Berlin acknowledges that, as with alcoholics, there are some who cannot resist and so should be locked up for long periods and closely monitored when in society. But he says that, with treatment, many others successfully manage to stay within the lines.
For Ahearn, the prospect of a lengthy sentence is a prime motivator for those with these desires not to act on them. And, she argues, long sentences are needed because so many offenders who are caught abuse again.
Berlin disagrees. “As a group, sex offenders have a lower, rather than a higher, rate of recidivism than other groups of criminals,” he says. “Yet the majority of current legislation is based precisely on the opposite assumption.”
Recidivism rates for sex offenders are a contentious issue. Berlin points to a decade-old study that shows that more than 90 percent of those who went through his center’s treatment program had not offended again after five years. An update is about to be released, he says.
Ahearn dismisses that, saying Berlin’s clients are a population least likely to offend again since they voluntarily sought treatment. She can note statistics that show a large percentage will offend again. And, depending on how you define certain terms, some studies show that. But many others do not.
`Myths’ Web site
The U.S. Justice Department’s Center for Offender Management has a “Myths and Facts” Web site about sex offenders.
“Myth: `Most sex offenders reoffend,'” it reads. “Fact: Reconviction data suggests that this is not the case. Further, reoffense rates vary among different types of sex offenders and are related to specific characteristics of the offender and the offense.”
This would seem to support Berlin’s contention that one size does not fit all, that a 25-year sentence and lifetime monitoring might be needed for some but is inappropriate, even counterproductive, for many.
Barbara Babb, who directs the Center for Families, Children and the Courts at the University of Baltimore’s law school, agrees.
“I think there is a lot that can and should be done that isn’t being done to determine the most effective types of treatment to prohibit recidivism,” Babb says.
“One of our goals as a society should be to focus on rehabilitation efforts, putting funding into studies to determine what works,” she says. “It is very easy to go to the other end and just say let them all wear a GPS bracelet for life.”
While favoring an emphasis on treatment for juvenile offenders, Ahearn is skeptical of any approach that attempts to differentiate among adult sex offenders, sending some for treatment and others to jail.
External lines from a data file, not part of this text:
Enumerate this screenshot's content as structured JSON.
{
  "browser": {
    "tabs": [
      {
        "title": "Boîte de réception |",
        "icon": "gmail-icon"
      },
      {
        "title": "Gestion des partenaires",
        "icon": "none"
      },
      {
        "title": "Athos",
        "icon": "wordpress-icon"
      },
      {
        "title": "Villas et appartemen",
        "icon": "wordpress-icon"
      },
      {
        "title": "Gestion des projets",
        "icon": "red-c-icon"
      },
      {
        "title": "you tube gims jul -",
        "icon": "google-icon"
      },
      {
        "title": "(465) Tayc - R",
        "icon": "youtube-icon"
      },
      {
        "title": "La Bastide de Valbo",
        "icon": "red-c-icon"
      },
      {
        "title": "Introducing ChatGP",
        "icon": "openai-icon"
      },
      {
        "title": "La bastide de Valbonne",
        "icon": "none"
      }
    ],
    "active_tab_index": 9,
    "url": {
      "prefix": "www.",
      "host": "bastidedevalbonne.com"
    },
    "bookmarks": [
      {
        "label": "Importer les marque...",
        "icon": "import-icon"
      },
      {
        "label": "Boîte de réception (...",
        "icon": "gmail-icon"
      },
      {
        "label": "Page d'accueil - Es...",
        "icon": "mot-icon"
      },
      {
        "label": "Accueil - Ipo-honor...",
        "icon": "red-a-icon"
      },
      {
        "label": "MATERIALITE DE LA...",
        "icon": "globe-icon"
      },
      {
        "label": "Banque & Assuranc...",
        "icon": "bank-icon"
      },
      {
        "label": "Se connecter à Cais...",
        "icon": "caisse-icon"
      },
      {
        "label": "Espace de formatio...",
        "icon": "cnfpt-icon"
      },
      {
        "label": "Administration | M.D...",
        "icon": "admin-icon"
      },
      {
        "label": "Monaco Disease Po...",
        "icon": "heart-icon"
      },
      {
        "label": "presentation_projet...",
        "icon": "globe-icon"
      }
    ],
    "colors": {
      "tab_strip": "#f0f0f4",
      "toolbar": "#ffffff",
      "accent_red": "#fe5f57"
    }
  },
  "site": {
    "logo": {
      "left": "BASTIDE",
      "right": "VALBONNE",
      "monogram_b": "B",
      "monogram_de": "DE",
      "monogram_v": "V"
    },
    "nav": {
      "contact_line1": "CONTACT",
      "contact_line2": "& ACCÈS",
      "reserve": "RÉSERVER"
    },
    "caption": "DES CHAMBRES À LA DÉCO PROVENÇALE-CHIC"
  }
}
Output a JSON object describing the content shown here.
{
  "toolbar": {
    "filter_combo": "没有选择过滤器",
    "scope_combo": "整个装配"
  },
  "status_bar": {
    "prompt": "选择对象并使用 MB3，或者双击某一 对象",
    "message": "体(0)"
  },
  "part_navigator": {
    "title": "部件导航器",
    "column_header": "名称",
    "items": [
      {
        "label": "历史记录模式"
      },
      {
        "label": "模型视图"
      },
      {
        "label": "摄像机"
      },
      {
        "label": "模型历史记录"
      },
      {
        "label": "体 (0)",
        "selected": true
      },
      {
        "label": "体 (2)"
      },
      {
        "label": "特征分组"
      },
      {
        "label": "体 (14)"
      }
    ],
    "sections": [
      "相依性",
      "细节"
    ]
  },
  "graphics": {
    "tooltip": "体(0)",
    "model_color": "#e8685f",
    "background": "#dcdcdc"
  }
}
“I feel very strongly that risk assessment is inappropriate,” she says. “No government bureaucrat is able to decide who is going to be a risk and who is not.”
Treatment concern
Berlin worries that the complete demonization of sex offenders means that almost no one who has these kinds of desires will seek treatment before crossing the line into criminal behavior.
“There are 18-year-olds out there who are aware that they feel an attraction for 8-year-olds,” he says. “But the last thing in the world they are going to do is raise their hands and ask for help, because society is making it impossible for them to do so.”
Ahearn says few would ask for help under any circumstances.
“I am reluctant to believe that any 18-year-old would seek out treatment for this behavior since they would already be feeling so degenerate and unacceptable to society,” she says.
Ahearn agrees that treatment should be part of an offender’s lifetime monitoring. “But it should be punishment first, then treatment,” she says.
In Florida, not surprisingly, it is the punishment part that’s getting legislative attention.